DevOps culture leads to DevOps practices that are geared toward streamlining and improving the development lifecycle, to reliably deliver frequent updates, while maintaining stability.
To learn more, expand each of the following six categories.
DevOps teams set strong cultural norms around transparency of information and communication. These cross-functional teams have ownership and thus, instead of evaluating just their work, they consider the project needs collectively. They build empathy for each other’s efforts, partnerships, and trust, while collaborating towards common goals. They physically bring together traditional development and operations workflows and systematically improve productivity.
DevOps tools and automation of the delivery process, support these consolidated processes and workflows, coordinate efforts, automate repetitive tasks, and facilitate feedback loops required in good communication and collaboration.

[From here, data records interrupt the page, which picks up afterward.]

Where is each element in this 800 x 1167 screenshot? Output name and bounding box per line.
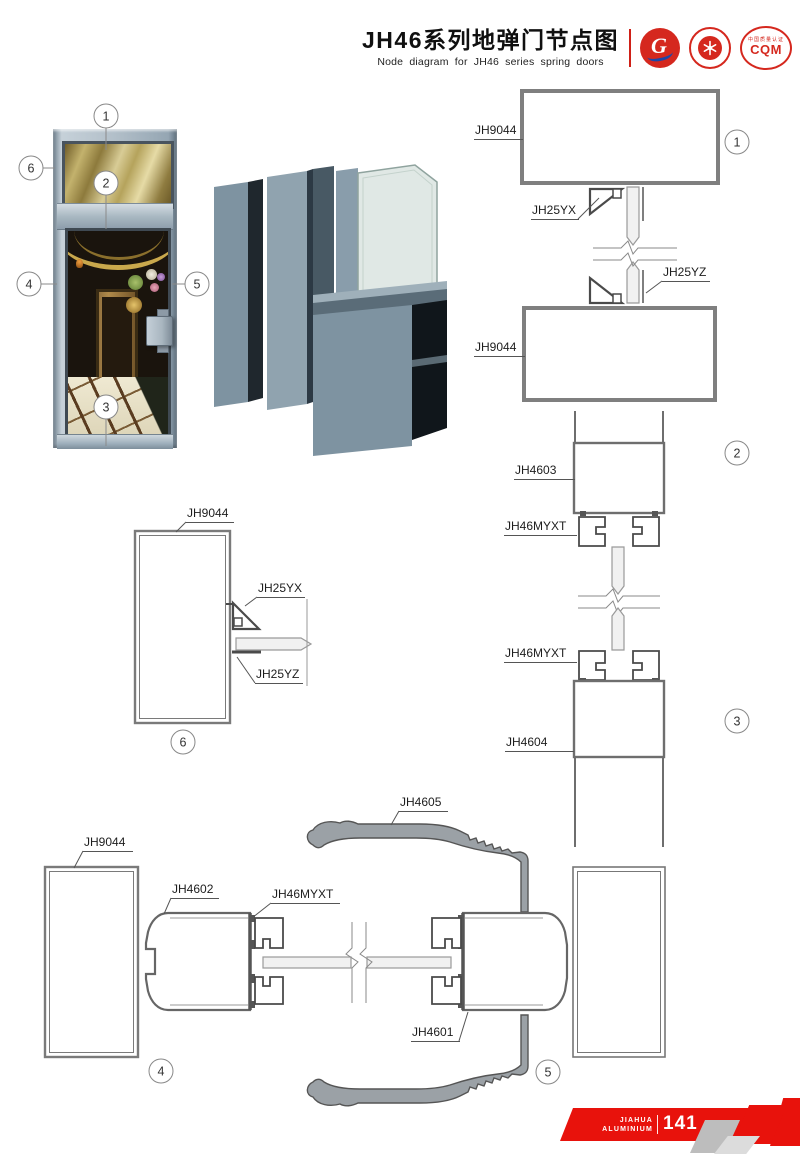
profile-label: JH25YZ <box>255 668 303 684</box>
footer-brand-line2: ALUMINIUM <box>560 1125 653 1134</box>
detail-callout-6: 6 <box>171 730 196 755</box>
detail-1-linework <box>522 91 718 400</box>
detail-3-linework <box>574 651 664 847</box>
profile-label: JH46MYXT <box>504 520 577 536</box>
profile-label: JH9044 <box>474 124 523 140</box>
profile-label: JH46MYXT <box>271 888 340 904</box>
profile-label: JH4602 <box>171 883 219 899</box>
detail-callout-1: 1 <box>725 130 750 155</box>
door-callout-2: 2 <box>94 171 119 196</box>
door-callout-3: 3 <box>94 395 119 420</box>
profile-label: JH4605 <box>399 796 448 812</box>
detail-callout-2: 2 <box>725 441 750 466</box>
door-callout-5: 5 <box>185 272 210 297</box>
door-callout-6: 6 <box>19 156 44 181</box>
profile-label: JH4601 <box>411 1026 460 1042</box>
profile-label: JH25YZ <box>662 266 710 282</box>
profile-label: JH4603 <box>514 464 575 480</box>
door-callout-4: 4 <box>17 272 42 297</box>
page-number: 141 <box>663 1113 698 1135</box>
right-frame-section <box>573 867 665 1057</box>
footer-brand: JIAHUA ALUMINIUM <box>560 1116 653 1134</box>
profile-label: JH4604 <box>505 736 574 752</box>
technical-drawing-svg <box>0 0 800 1167</box>
detail-6-linework <box>135 522 311 723</box>
detail-4-linework <box>45 851 451 1057</box>
detail-2-linework <box>574 411 664 650</box>
profile-label: JH9044 <box>186 507 234 523</box>
profile-label: JH9044 <box>474 341 525 357</box>
footer-divider <box>657 1115 658 1134</box>
detail-callout-3: 3 <box>725 709 750 734</box>
detail-callout-5: 5 <box>536 1060 561 1085</box>
detail-callout-4: 4 <box>149 1059 174 1084</box>
profile-3d-render <box>214 165 447 456</box>
profile-label: JH9044 <box>83 836 133 852</box>
profile-label: JH25YX <box>257 582 305 598</box>
door-callout-1: 1 <box>94 104 119 129</box>
profile-label: JH25YX <box>531 204 579 220</box>
catalog-page: JH46系列地弹门节点图 Node diagram for JH46 serie… <box>0 0 800 1167</box>
footer-brand-line1: JIAHUA <box>560 1116 653 1125</box>
profile-label: JH46MYXT <box>504 647 577 663</box>
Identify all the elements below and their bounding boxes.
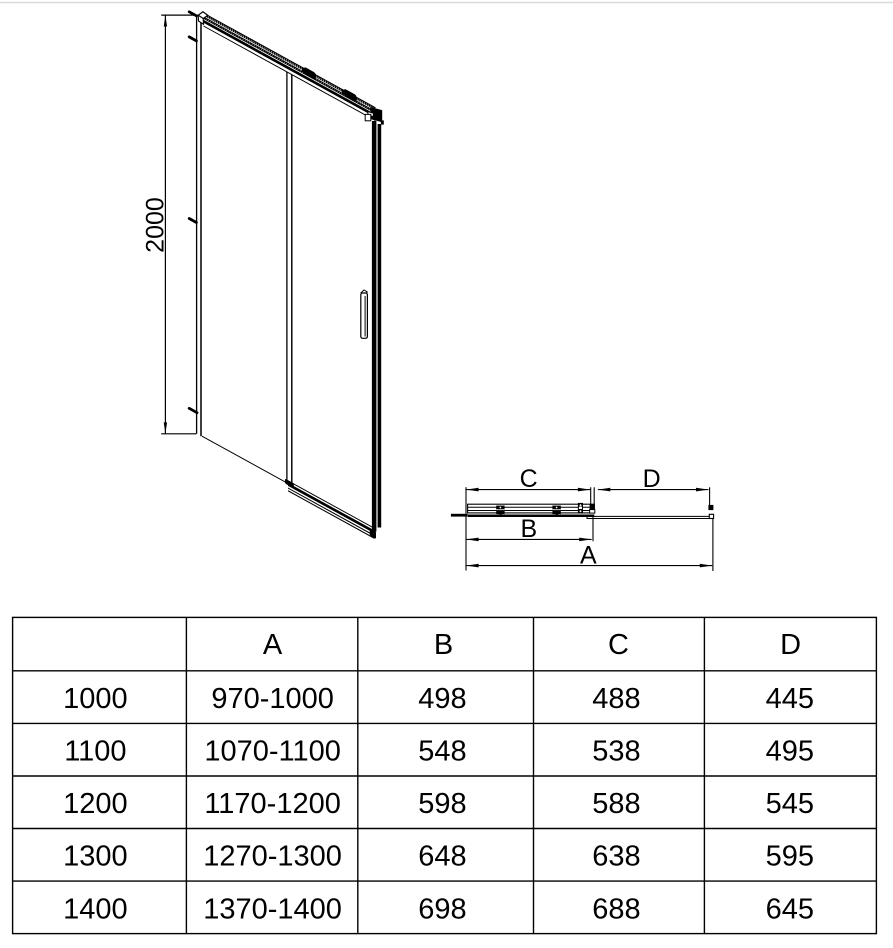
svg-text:445: 445 — [766, 683, 814, 715]
svg-text:1000: 1000 — [63, 683, 128, 715]
svg-text:D: D — [643, 465, 661, 493]
svg-text:D: D — [780, 629, 801, 661]
svg-text:588: 588 — [592, 788, 640, 820]
svg-text:1200: 1200 — [63, 788, 128, 820]
svg-text:1400: 1400 — [63, 893, 128, 925]
svg-text:1300: 1300 — [63, 841, 128, 873]
svg-text:B: B — [520, 515, 537, 543]
svg-text:645: 645 — [766, 893, 814, 925]
svg-text:970-1000: 970-1000 — [211, 683, 334, 715]
svg-text:495: 495 — [766, 736, 814, 768]
svg-text:648: 648 — [418, 841, 466, 873]
svg-text:498: 498 — [418, 683, 466, 715]
svg-text:1070-1100: 1070-1100 — [204, 736, 341, 768]
svg-text:B: B — [434, 629, 453, 661]
svg-text:2000: 2000 — [142, 197, 170, 253]
svg-text:595: 595 — [766, 841, 814, 873]
svg-text:1270-1300: 1270-1300 — [203, 841, 342, 873]
svg-text:638: 638 — [592, 841, 640, 873]
svg-text:545: 545 — [766, 788, 814, 820]
svg-text:548: 548 — [418, 736, 466, 768]
svg-text:1100: 1100 — [64, 736, 126, 768]
svg-text:538: 538 — [592, 736, 640, 768]
svg-text:688: 688 — [592, 893, 640, 925]
svg-text:1370-1400: 1370-1400 — [203, 893, 342, 925]
svg-text:A: A — [263, 629, 283, 661]
svg-text:488: 488 — [592, 683, 640, 715]
svg-text:A: A — [580, 542, 597, 570]
svg-text:C: C — [520, 465, 538, 493]
svg-text:1170-1200: 1170-1200 — [204, 788, 341, 820]
svg-text:598: 598 — [418, 788, 466, 820]
svg-text:698: 698 — [418, 893, 466, 925]
svg-text:C: C — [608, 629, 629, 661]
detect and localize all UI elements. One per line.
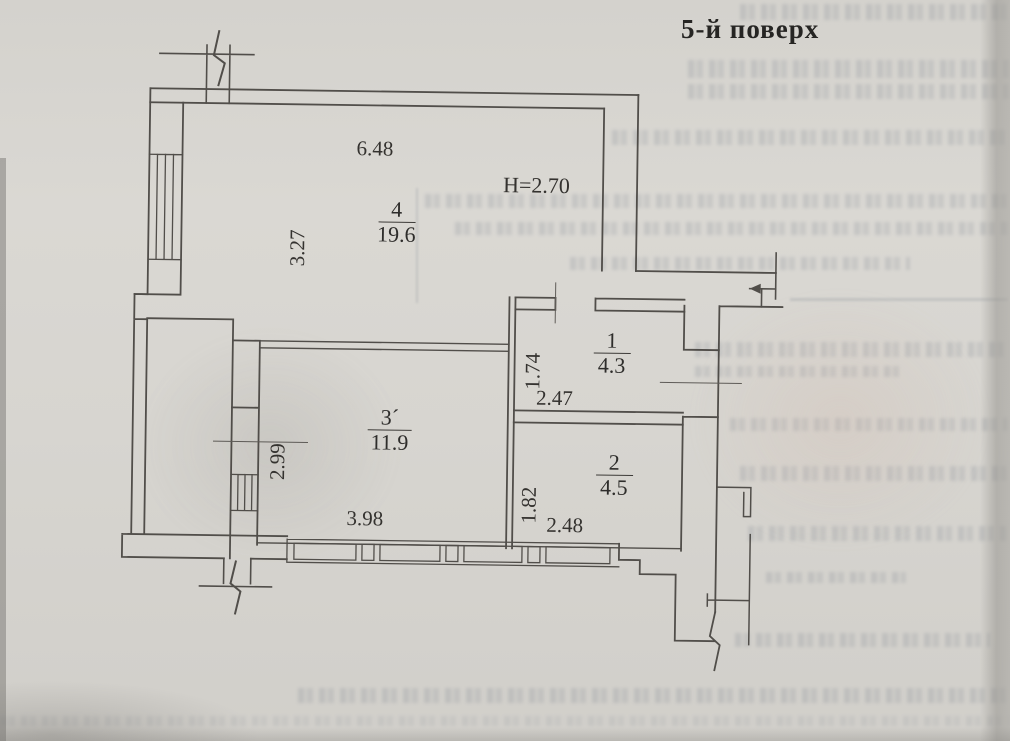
wall-exterior-bottom [122, 534, 287, 559]
page-corner-shadow [0, 680, 260, 741]
room-2-label: 2 4.5 [575, 450, 654, 500]
dim-room2-height: 1.82 [516, 487, 542, 524]
wall-break-bottom-left [199, 558, 272, 614]
wall-exterior-left [131, 88, 150, 533]
scanned-floorplan-page: 5-й поверх [0, 0, 1010, 741]
wall-corridor [715, 306, 782, 613]
wall-room4-right [602, 95, 638, 271]
floorplan-layer: 6.48 H=2.70 2.47 3.98 2.48 3.27 1.74 2.9… [0, 0, 1010, 741]
page-edge-shadow-right [980, 0, 1010, 741]
wall-room3-left-inner [230, 340, 260, 544]
dim-room2-width: 2.48 [546, 513, 583, 539]
dimension-leaders [213, 278, 742, 448]
window-left [148, 154, 182, 259]
room-1-area: 4.3 [598, 351, 626, 378]
dim-room3-width: 3.98 [346, 506, 383, 532]
wall-room1-room2 [514, 410, 683, 424]
room-3-label: 3´ 11.9 [345, 405, 434, 455]
dim-room1-height: 1.74 [520, 353, 546, 390]
wall-room4-room3 [260, 341, 509, 351]
room-4-label: 4 19.6 [354, 197, 439, 247]
dim-room4-width: 6.48 [356, 136, 393, 162]
vent-hatch [231, 474, 259, 510]
wall-break-top [159, 30, 254, 103]
window-row [287, 539, 619, 567]
wall-room4-left-inner [135, 102, 184, 295]
wall-exterior-top [150, 88, 638, 109]
room-4-area: 19.6 [377, 220, 416, 248]
dim-room4-height: 3.27 [285, 229, 311, 266]
room-1-label: 1 4.3 [574, 328, 649, 378]
ceiling-height-note: H=2.70 [503, 172, 570, 199]
wall-break-right [749, 253, 776, 307]
floorplan-drawing [0, 0, 1010, 741]
wall-rooms-right [681, 306, 719, 551]
page-edge-shadow-left [0, 158, 6, 741]
room-3-area: 11.9 [370, 427, 408, 455]
shaft-strip [144, 318, 233, 558]
room-2-area: 4.5 [600, 473, 628, 500]
wall-step-bottom-right [618, 544, 716, 641]
dim-room3-height: 2.99 [265, 443, 291, 480]
wall-room1-top [515, 297, 684, 311]
wall-balcony-top [636, 271, 776, 273]
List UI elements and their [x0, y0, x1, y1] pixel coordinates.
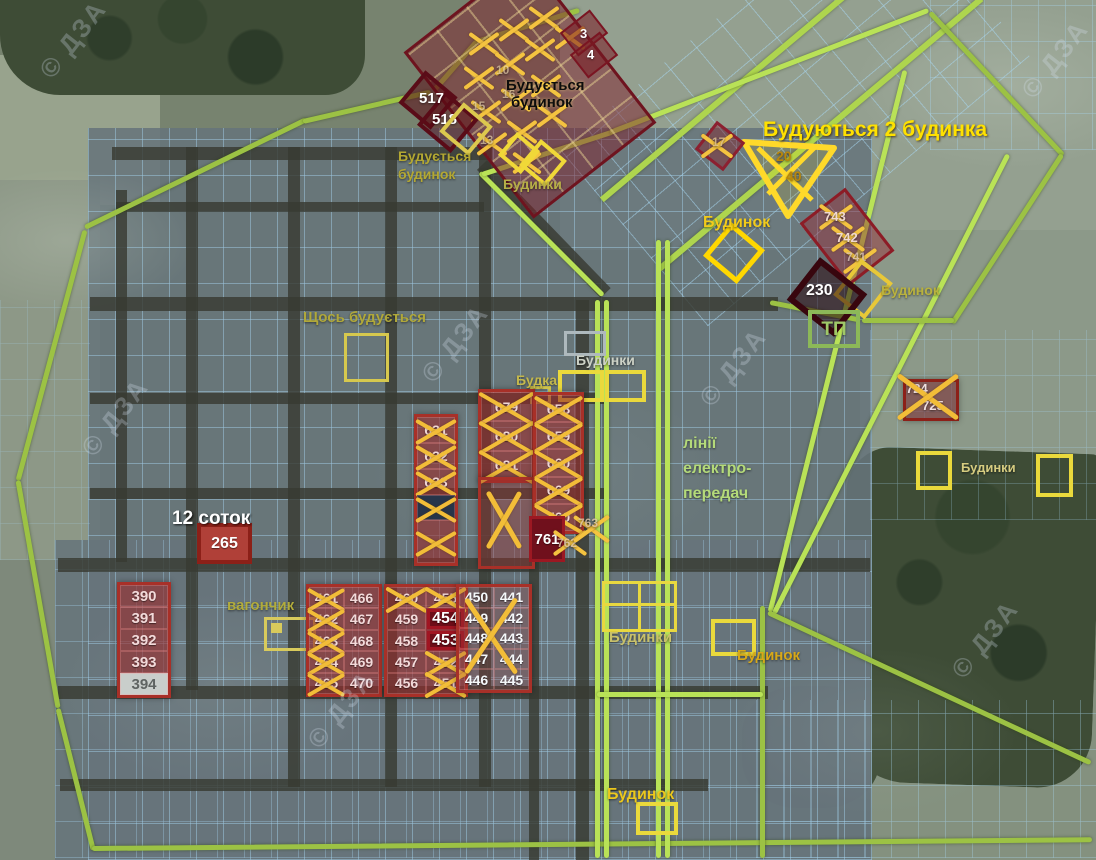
- plot-cell: 659: [536, 422, 581, 449]
- plot-number: 4: [587, 48, 594, 61]
- boundary-line: [760, 606, 765, 858]
- plot-cell: 461: [309, 587, 344, 608]
- plot-grid: [756, 700, 1096, 858]
- plot-cell: 394: [120, 673, 168, 695]
- sold-cross-icon: [478, 477, 529, 563]
- plot-cell: 462: [309, 608, 344, 629]
- plot-column-390: 390391392393394: [117, 582, 171, 698]
- plot-outline-square: [605, 370, 646, 402]
- plot-cell: 669: [536, 477, 581, 504]
- house-bottom-right-label: Будинок: [737, 648, 800, 663]
- plot-cell: 464: [309, 651, 344, 672]
- map-canvas[interactable]: 10 15 16 13 3 4 517 518 20 40 17: [0, 0, 1096, 860]
- budka-label: Будка: [516, 373, 557, 387]
- houses-grid-outline: [602, 581, 677, 632]
- sold-cross-icon: [456, 584, 526, 687]
- road: [116, 202, 484, 212]
- houses-mid-label: Будинки: [576, 353, 635, 367]
- sold-cross-icon: [899, 375, 957, 419]
- road: [288, 147, 300, 787]
- plot-number: 517: [419, 91, 444, 106]
- plot-cell: 393: [120, 651, 168, 673]
- plot-cell: 456: [387, 673, 426, 694]
- plot-cell: 391: [120, 607, 168, 629]
- house-right-label: Будинок: [881, 283, 940, 297]
- power-line-road: [656, 240, 661, 858]
- plot-cell: 468: [344, 630, 379, 651]
- plot-outline-square: [636, 802, 678, 835]
- power-line-road: [665, 240, 670, 858]
- sold-cross-icon: [524, 34, 556, 62]
- houses-top-label: Будинки: [503, 177, 562, 191]
- building-house-label-line2: будинок: [511, 95, 573, 110]
- plot-column: 631632633: [417, 417, 455, 563]
- road: [186, 147, 198, 690]
- plot-cell: 459: [387, 608, 426, 629]
- building-house-left-label-line2: будинок: [398, 167, 455, 181]
- plot-cell: 660: [536, 449, 581, 476]
- power-lines-label-line2: електро-: [683, 461, 751, 477]
- plot-column: 461462463464465: [309, 587, 344, 694]
- plot-cell: 466: [344, 587, 379, 608]
- plot-265-plate: 265: [197, 523, 252, 564]
- houses-bottom-label: Будинки: [609, 630, 672, 645]
- plot-cell: [417, 520, 455, 563]
- plot-number: 742: [836, 231, 858, 244]
- building-house-left-label-line1: Будується: [398, 149, 471, 163]
- plot-outline-square: [916, 451, 952, 490]
- house-bottom-label: Будинок: [607, 787, 674, 803]
- plot-outline-square: [344, 333, 389, 382]
- plot-cell: [417, 495, 455, 521]
- plot-cell: 458: [387, 630, 426, 651]
- plot-outline-square: [1036, 454, 1073, 497]
- boundary-line: [597, 692, 763, 697]
- sold-cross-icon: [463, 62, 495, 90]
- something-building-label: Щось будується: [303, 310, 426, 325]
- plot-column: 390391392393394: [120, 585, 168, 695]
- plot-number: 743: [824, 210, 846, 223]
- plot-cell: 680: [481, 421, 532, 450]
- building-house-label-line1: Будується: [506, 78, 585, 93]
- plot-cell: 463: [309, 630, 344, 651]
- tp-label: ТП: [821, 320, 846, 339]
- plot-column: 658659660669760: [536, 395, 581, 531]
- two-houses-building-label: Будуються 2 будинка: [763, 119, 987, 140]
- plot-cell: 658: [536, 395, 581, 422]
- plot-column-631: 631632633: [414, 414, 458, 566]
- plot-cell: 632: [417, 443, 455, 469]
- plot-cell: 457: [387, 651, 426, 672]
- plot-number: 3: [580, 27, 587, 40]
- boundary-line: [862, 318, 954, 323]
- plot-column: 460459458457456: [387, 587, 426, 694]
- road: [58, 558, 870, 572]
- plot-cell: 679: [481, 392, 532, 421]
- plot-number-faint: 763: [578, 517, 598, 529]
- plot-number: 40: [786, 169, 802, 183]
- plot-cell: 467: [344, 608, 379, 629]
- plot-cell: 390: [120, 585, 168, 607]
- power-lines-label-line3: передач: [683, 486, 748, 502]
- houses-right-label: Будинки: [961, 461, 1016, 474]
- house-top-right-label: Будинок: [703, 215, 770, 231]
- tp-substation-box: ТП: [808, 310, 860, 348]
- plot-column-679: 679680681: [478, 389, 535, 483]
- plot-number: 20: [776, 149, 792, 163]
- plot-grid: [0, 300, 90, 560]
- plot-cell: 633: [417, 469, 455, 495]
- plot-number: 265: [211, 535, 238, 553]
- plot-cell: 631: [417, 417, 455, 443]
- road: [116, 190, 127, 562]
- power-lines-label-line1: лінії: [683, 436, 716, 452]
- plot-cell: 392: [120, 629, 168, 651]
- plot-cell: 681: [481, 451, 532, 480]
- plot-cell: 460: [387, 587, 426, 608]
- plot-number-faint: 10: [496, 64, 509, 76]
- plot-column: 679680681: [481, 392, 532, 480]
- plot-number: 230: [806, 283, 833, 299]
- plot-number-faint: 17: [712, 136, 725, 148]
- twelve-sotok-label: 12 соток: [172, 509, 250, 528]
- vagonchik-label: вагончик: [227, 598, 294, 613]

Monitoring and observability are used to assess how effective changes to the application and infrastructure are, and how they impact performance and overall user experience. Part of DevOps feedback loops, monitoring and observability help teams react, learn, plan, and improve.
An observable system is a system that generates enough data from all resources, applications, and services in the form of logs, metrics, and traces to gain system-wide operational visibility. Logs report on discrete events, such as warnings. Metrics capture health and performance information, such as request rate or response time. Traces report on transactions and the flow of data across a distributed system, such as one comprised of microservices.
By observing a system, you can draw concise inferences about why something is happening.
Monitoring tells you what is happening with your system. By consolidating and visualizing data gathered by an observable system over time, teams gain insight on performance, identify trends, can set alarms, and make predictions on expected outcomes.
Continuous integration is a DevOps software development practice where developers regularly merge their code changes into a central repository, after which automated builds and tests are run. This way, teams can resolve merging issues and code defects early, when they are easier and more cost effective to resolve.
Continuous integration most often refers to the build or integration stage of the software release process. It requires both an automation component (for example, a CI or build service) and a cultural component (for example, learning to integrate frequently). The key goals of continuous integration are to find and address bugs quicker, improve software quality, and reduce the time it takes to validate and release new software updates.
Continuous delivery is a software development practice where every code change is automatically built, tested, and then deployed to a non-production testing or staging environment. Manual approval is required before pushing to production. When properly implemented, developers will always have a deployment-ready build artifact that has passed through a standardized test process.
Continuous deployment is similar to continuous delivery, but with automatic deployment to production. Tested code does not need an explicit approval before being pushed to production.
A microservices architecture, is a design approach that builds an application as a set of loosely coupled services. Each service is designed for a set of capabilities and focuses on solving a specific business problem. Services do not need to share any of their code or implementation with other services. Any communication between individual components happens via well-defined APIs. These services can be assigned to fully accountable teams, and be developed, tested, an deployed independently of other services.
According to research from DevOps Research and Assessment (DORA), the type of architecture the team settles on, is a direct predictor of how successful they will be with achieving continuous delivery. The nature of microservices supports faster development, updates and corrections, and quicker deployments.
Development, testing, and production run on complex environments comprised of hardware and software. Manually spinning up and setting environments does not scale and is error prone.
Infrastructure as code (IaC) is a practice in which infrastructure is provisioned and managed using code and software development techniques, such as version control and continuous integration.
The cloud’s API-driven model enables developers and system administrators to interact with infrastructure programmatically, and at scale, instead of needing to manually set up and configure resources. Because environments are defined by code, they can quickly be deployed with dynamically enforced compliance, updated with the latest patches, rolled back to a previous version, or duplicated in repeatable ways. Also, by reacting to environment changes through modification to this code, you can track changes, optimize resources, and improve system uptime.
A DevOps pipeline is a set of stages that move code from source, all the way to deployment. The graphic that follows depicts typical stages in a DevOps pipeline and depicts the phases involved in a CI/CD pipeli
A CI/CD pipeline is a good example of how DevOps teams use tools to streamline workflows and standardize practices. A CI/CD pipeline assures code quality, security, and fast, consistent deployments by repeatably progressing through the pipeline. DevOps teams iteratively remove process overlaps, human errors, and bottlenecks through automation.
Every DevOps team requires an efficient and reliable CI/CD pipeline. A CI/CD pipeline requires a well-integrated tool chain.